The deals take place in the lounge or at a regular restaurant booth. He arranges credit lines, he arranges tickets for shows — he is still the Facilitator. He drops it all when Ali comes to town and then they talk.
“It was not always presidents and kings. We sat and ate with killers and beggars. Ali visited hundreds of hospitals and nobody ever knew about that. There was this one kid, one time; he was dying of cancer. Ali went to see him and then before a fight I heard the kid’s condition was getting bad. I told Ali and we went to see this kid again. He’s going to die.

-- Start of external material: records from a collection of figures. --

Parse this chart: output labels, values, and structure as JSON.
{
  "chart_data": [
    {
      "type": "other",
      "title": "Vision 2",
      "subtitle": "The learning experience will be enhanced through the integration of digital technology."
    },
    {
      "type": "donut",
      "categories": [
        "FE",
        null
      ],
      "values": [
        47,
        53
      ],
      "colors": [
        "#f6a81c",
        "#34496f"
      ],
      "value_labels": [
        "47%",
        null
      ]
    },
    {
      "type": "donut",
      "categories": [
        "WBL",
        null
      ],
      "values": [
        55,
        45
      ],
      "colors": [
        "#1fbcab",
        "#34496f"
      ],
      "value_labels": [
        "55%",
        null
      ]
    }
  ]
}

So Ali gets real close, I’m there too. This kid tells Ali what he’s going to do in heaven. He says: ‘I’m going to tell God that I know you.’ He died soon after. You see, it was always like a dream. A dream that one day I would wake from. That’s just what it was like.”
In Kilroy’s company it often feels the same way.
I remember Kilroy standing to leave the MGM lounge one night after Oscar De La Hoya beat Arturo Gatti. He paused at the lounge’s golden private elevators, placed the phone against his bulky shoulder. He was with Tony Curtis, another ancient and loyal friend, but he turned to me and said: “There is nothing left to see and being with Ali burnt me out for life.”
The executive lift door opened, they stepped in, and I was in the lounge again on my own. I ordered a triple vodka that time and scribbled down a few more Gene Kilroy tales on a sodden napkin.